03:27:31 PM Jun 8th 2012
What would seem like a good namespace for this, given that this is a work page after all. Literature may be the most fitting, unless there's something else which really works for this.
10:02:56 AM Mar 18th 2013
Is there a Mythology And Religion namespace? If so, it should go under that.
12:02:39 PM May 1st 2012
edited by LordGro
Recently, I added a list of Greek/Roman mythological works. Now it occured to me that technically most of the ancient Greek tragedies should be here to. They would, however, make the works list huge (there are seventeen of them, if I counted right).

Any opinions how to handle this? Maybe put the dramas in a folder of their own?
01:34:36 PM May 1st 2012
You could just advert to the major Classical tragedians, instead of all their plays: Aeschylus, Sophocles, Euripides, and Seneca would do fine.
04:11:10 AM May 3rd 2012
OK, that's a reasonable solution.
05:16:00 PM Dec 17th 2011
Does Etruscan mythology count as classical? I mean, they have all the same characters, just different names.
01:44:26 PM May 1st 2012
The Etruscan and Roman religions are hard to distinguish by the time history records them in real detail. However, a lot of the Republic's distinctively Roman (non-Greek) practices were probably adopted from the Etruscans. The latter were animists and dévotés of divine places in a way that almost certainly influenced the Roman's "household gods" and sacred groves.
07:41:02 AM Jan 25th 2011
** Actually that was more within Eris' character. It is said that she would call forth war and delight in it. Ares would slaughter anyone who opposed him in it. The reason he was disliked was because he had an affair with Aphrodite and killing one of Poisodian's son for raping( or at least trying) his daughter. The other gods didn't really care if he was killing mortals since they were pretty much doing the same...

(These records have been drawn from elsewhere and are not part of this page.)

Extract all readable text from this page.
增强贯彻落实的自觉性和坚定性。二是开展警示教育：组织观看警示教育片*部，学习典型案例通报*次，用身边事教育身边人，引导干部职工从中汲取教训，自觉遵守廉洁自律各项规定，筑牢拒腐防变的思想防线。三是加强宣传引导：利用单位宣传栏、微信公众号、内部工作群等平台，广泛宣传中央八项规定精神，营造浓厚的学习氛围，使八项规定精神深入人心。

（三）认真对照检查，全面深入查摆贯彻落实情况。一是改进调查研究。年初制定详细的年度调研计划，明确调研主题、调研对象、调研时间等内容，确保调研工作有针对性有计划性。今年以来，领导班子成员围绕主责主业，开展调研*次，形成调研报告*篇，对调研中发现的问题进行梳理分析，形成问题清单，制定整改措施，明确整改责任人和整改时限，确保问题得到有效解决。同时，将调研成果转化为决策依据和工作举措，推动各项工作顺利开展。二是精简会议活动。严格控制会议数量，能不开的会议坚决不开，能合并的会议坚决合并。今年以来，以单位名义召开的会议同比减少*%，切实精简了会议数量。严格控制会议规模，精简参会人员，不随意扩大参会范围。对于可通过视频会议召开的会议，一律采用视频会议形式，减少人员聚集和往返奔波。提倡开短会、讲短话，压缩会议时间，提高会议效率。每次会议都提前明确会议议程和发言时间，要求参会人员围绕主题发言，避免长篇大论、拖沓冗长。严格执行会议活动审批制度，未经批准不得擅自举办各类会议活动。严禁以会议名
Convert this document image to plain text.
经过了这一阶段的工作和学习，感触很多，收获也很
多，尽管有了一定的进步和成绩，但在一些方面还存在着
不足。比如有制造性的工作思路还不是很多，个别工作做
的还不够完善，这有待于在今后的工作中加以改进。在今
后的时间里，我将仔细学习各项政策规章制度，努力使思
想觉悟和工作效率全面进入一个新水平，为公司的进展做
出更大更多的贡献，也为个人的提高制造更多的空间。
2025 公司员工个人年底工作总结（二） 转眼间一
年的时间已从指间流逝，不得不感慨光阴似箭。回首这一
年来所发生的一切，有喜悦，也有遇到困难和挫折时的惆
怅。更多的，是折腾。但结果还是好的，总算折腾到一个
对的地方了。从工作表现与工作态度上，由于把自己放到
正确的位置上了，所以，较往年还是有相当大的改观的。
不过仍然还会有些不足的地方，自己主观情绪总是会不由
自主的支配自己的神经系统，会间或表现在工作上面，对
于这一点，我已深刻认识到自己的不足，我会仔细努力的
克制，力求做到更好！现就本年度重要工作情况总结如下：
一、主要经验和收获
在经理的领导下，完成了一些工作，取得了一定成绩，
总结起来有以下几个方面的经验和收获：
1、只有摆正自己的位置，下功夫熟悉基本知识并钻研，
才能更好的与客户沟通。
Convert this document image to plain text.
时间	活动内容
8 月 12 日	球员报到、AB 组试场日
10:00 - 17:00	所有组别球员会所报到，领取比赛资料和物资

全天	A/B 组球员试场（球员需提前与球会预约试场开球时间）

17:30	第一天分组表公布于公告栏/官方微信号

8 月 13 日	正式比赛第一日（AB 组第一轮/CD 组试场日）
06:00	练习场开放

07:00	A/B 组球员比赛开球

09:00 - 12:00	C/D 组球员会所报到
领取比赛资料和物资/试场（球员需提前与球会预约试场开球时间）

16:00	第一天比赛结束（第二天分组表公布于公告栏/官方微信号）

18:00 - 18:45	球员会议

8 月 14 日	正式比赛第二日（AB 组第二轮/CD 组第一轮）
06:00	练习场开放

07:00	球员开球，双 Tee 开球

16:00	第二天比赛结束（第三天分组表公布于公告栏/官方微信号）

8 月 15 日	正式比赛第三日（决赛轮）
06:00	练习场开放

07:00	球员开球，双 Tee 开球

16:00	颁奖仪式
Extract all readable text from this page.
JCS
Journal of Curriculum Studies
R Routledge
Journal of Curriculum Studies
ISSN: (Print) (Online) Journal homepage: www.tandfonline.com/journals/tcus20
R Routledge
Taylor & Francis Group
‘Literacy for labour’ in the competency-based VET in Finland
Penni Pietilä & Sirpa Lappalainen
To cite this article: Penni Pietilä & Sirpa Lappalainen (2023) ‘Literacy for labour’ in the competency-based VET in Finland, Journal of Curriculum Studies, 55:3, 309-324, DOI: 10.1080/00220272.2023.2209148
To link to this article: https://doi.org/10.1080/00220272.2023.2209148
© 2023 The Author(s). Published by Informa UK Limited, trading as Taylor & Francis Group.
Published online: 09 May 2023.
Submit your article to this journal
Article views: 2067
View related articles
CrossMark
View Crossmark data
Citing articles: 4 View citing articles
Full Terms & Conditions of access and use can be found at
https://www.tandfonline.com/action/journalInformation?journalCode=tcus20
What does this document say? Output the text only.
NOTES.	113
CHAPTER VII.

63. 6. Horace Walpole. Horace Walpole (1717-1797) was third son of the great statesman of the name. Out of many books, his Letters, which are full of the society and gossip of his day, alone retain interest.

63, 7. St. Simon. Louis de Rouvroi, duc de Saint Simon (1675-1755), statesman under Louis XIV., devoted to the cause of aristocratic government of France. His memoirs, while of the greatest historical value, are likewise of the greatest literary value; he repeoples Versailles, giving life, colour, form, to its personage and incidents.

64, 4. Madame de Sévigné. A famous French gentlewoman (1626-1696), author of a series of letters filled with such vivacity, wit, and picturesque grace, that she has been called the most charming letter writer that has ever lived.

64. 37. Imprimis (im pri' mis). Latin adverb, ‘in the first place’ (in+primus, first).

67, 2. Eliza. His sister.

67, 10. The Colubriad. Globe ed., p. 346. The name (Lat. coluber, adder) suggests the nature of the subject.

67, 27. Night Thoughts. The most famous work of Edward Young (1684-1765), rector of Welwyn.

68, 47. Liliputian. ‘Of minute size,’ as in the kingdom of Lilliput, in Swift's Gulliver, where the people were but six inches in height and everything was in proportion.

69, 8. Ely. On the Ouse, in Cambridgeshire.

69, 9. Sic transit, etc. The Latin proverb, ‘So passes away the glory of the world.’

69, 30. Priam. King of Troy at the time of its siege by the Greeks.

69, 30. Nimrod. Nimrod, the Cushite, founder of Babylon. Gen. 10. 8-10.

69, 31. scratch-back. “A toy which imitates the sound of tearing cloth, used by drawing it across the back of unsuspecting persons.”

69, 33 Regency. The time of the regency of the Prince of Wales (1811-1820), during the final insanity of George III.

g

Cutting this bit and editing the Scrappy entry somewhat so it's hopefully more acceptable. While the above is true, the entry seems to be referencing more the passage in the Iliad. Also, per editing tip 0, if something's wrong and needs to be changed, just change it.
12:35:23 PM Jul 14th 2010
*** Other versions state that Aphrodite was given to Hephaistos (long story why...) and the story how Hepahistos caught the two in a trap was a classical... Hephaistos makes an invisible and unbreakable net (remember he is the artisan of the gods) and throws it over Aphrodite and Ares as they are going at it and calls all of the gods to see what happened. All the gods make fun of the two (and Apollo tells Hermes that he wouldn't want to be seen like this and the fellow answers that it wouldn't matter to him if all of the gods were peeping and that he'd be tied somewhere as long as he got Aphrodite)... afterward there are several versions, some banishing the two gods from the olymp, others suggesting a divorce and others just don't seem to care about it and go on like it was before...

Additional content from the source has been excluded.